Continue to show him he has no power over your behavior, stay calm in whatever you choose to say or do. And do not be like him and try to control in return. He sees that you're level headed and thinking smartly he wants to throw you off and get you thinking from a place of emotion to do what he wants....do not give him the satisfaction.
I want to do that, but I will admit that I am pretty concerned about this. I can't stop him from saying or doing whatever he wants, I know that. But I am really disturbed and worried that he would use our kids to get at me.
What if he does go that route, and tells them whatever he is going to tell them, and then blames it on me. Then what do I do? I can eat it, or I can tell them Daddy is lying? Uggghhhhhhhh.
He's a real a-hole.
me: 44 XH: 42 M 11 years D10 and S8 Bomb drop 9/27/13 D final 7/1/14
Just my opinion but the better parent is proven out by being the one to not put the kids in the middle. Even if he does tell them something not right, if you tell them he is a lyer you would only be continuing to put them in the middle.
I know thats not fair, but I've experienced that from my own parents and can honestly say 30 years later, my mother was the bigger person.
M: 43 W: 43 Married 6 yrs. T: 7 yrs. Son 20, 18, 17, 15 yrs. (w/ Autism), 12, 10
I don't think the kids need to b told. He moved out in November. Do they think he was abducted? Serving abroad? Is he a Navy Seal? The kids know.
Do you feel guilty about filing for S?
The kids know that we are separated. We told them that. There is no reason to tell them that I filed to make it legal, and my H must know that.
No, I don't feel guilty at all. I filed to protect my kids and myself, and I think that was 100% the correct decision, based on how pissed my H is about the injunction.
I did not file for D because I don't want to get D. I decided that could be H's decision.
While I think there were manipulations in his email (wanting You to feel guilty really is a tad hilarious. And I do know what that word means...) I think we're past using this for any value in forward movement.

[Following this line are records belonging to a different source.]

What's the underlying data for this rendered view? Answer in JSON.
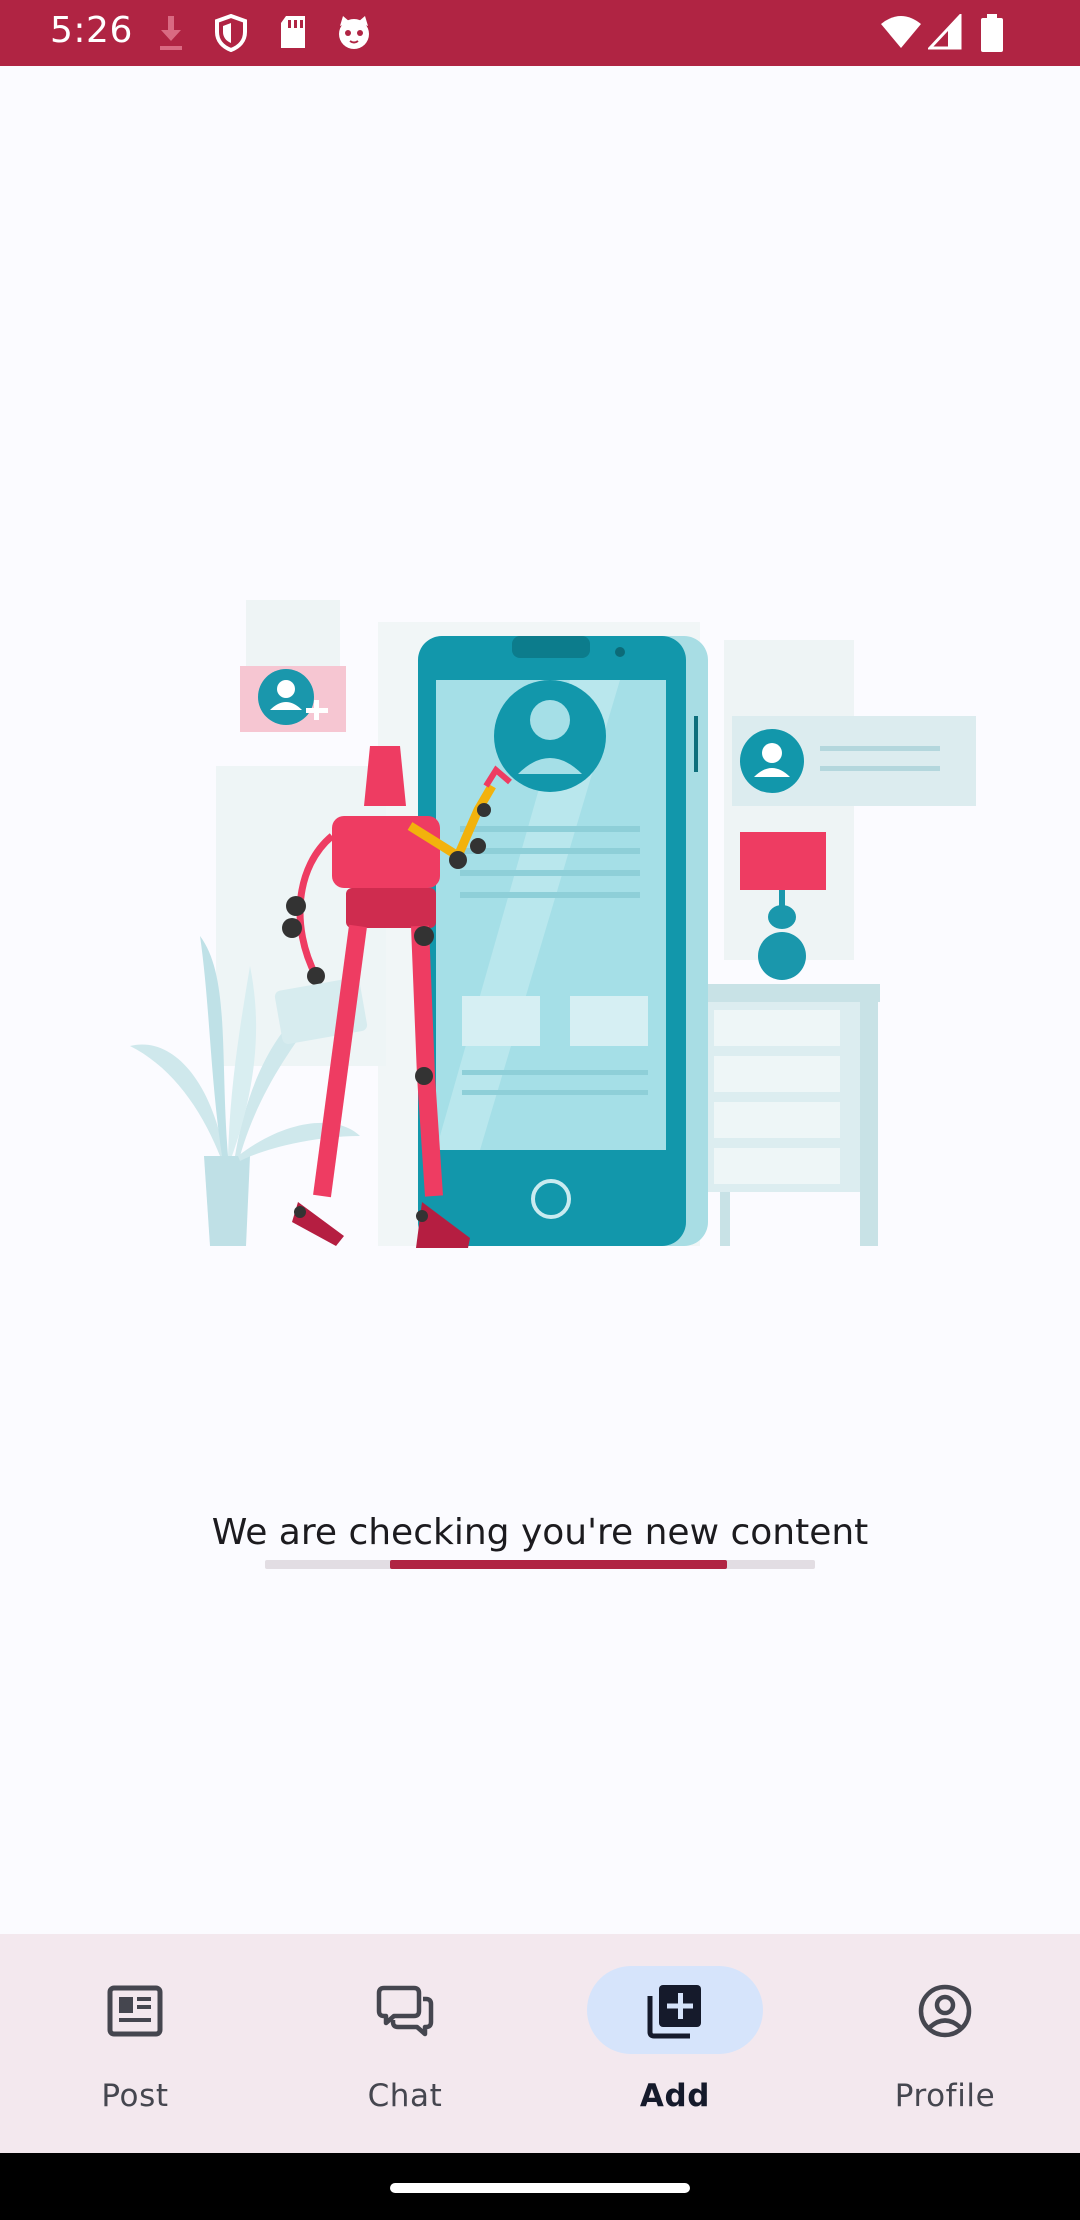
{
  "status_bar": {
    "time": "5:26",
    "icons_left": [
      "download-icon",
      "shield-icon",
      "sd-card-icon",
      "cat-face-icon"
    ],
    "icons_right": [
      "wifi-icon",
      "cellular-signal-icon",
      "battery-icon"
    ],
    "background": "#b02443"
  },
  "main": {
    "illustration": "robot-with-phone-profile-illustration",
    "loading_text": "We are checking you're new content",
    "progress": {
      "track_color": "#e2dde3",
      "fill_color": "#b02443",
      "start_fraction": 0.227,
      "end_fraction": 0.84
    }
  },
  "bottom_nav": {
    "items": [
      {
        "label": "Post",
        "icon": "article-icon",
        "active": false
      },
      {
        "label": "Chat",
        "icon": "chat-bubbles-icon",
        "active": false
      },
      {
        "label": "Add",
        "icon": "add-library-icon",
        "active": true
      },
      {
        "label": "Profile",
        "icon": "account-circle-icon",
        "active": false
      }
    ],
    "background": "#f3e8ee",
    "active_indicator_color": "#d6e4fb"
  }
}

Thing is, I do not believe he put a lot of thought into it. It's an emotional sideswipe he took at you, with a minute's thought, at most. Why not? HE felt upset...BUT
This is already taking too much of your time and energy. The five minutes this topic deserved, given how utterly goofy and silly a$$ed it is, was plenty...
let's move on...back to YOU, Mel!
M: 57 H: 60 M: 35 yrs S30,D28,D19 H off to Alaska 2006 Recon 7/07- 8/08 *2016* X = "ALASKA 2.0" GROUND HOG DAY I File D 10/16 OW DIV 2/26/2018 X marries OW 5/2016
"I'll take that as a no. Just as a heads up, I'm planning on discussing with them this weekend. "
WTF? Um. No. That's a convo we all have together.
THIS^^ is what you tell him, i.e. " a convo we all have together..., "as per the child T" I have spoken with (hope this is true soon)
Oh & btw, H, that^^ is ONE reason I did not tell them. Plus, what's to tell? Besides, the SEP I filed for was merely a legal reflection of their reality. The DIVORCE is what I presume You are handling. ??
Will you be telling them about that, too? Just so I know."
Melissa, consider those ^^ And look below to see if you like the following, but get input!
"I think it's important we not pretend their lives will be all the same or that this is not going to be hard on them. Of course I won't stress that, but To the extent I can, I will keep as many factors in their lives, the same as possible."
and maybe even this...
"I feel "we" have to acknowledge our sense of failure for the kids, or at least our regret b/c this is turning their lives upside down. And as much as we tell ourselves "kids are resilient, adults are on a journey of self discovery..."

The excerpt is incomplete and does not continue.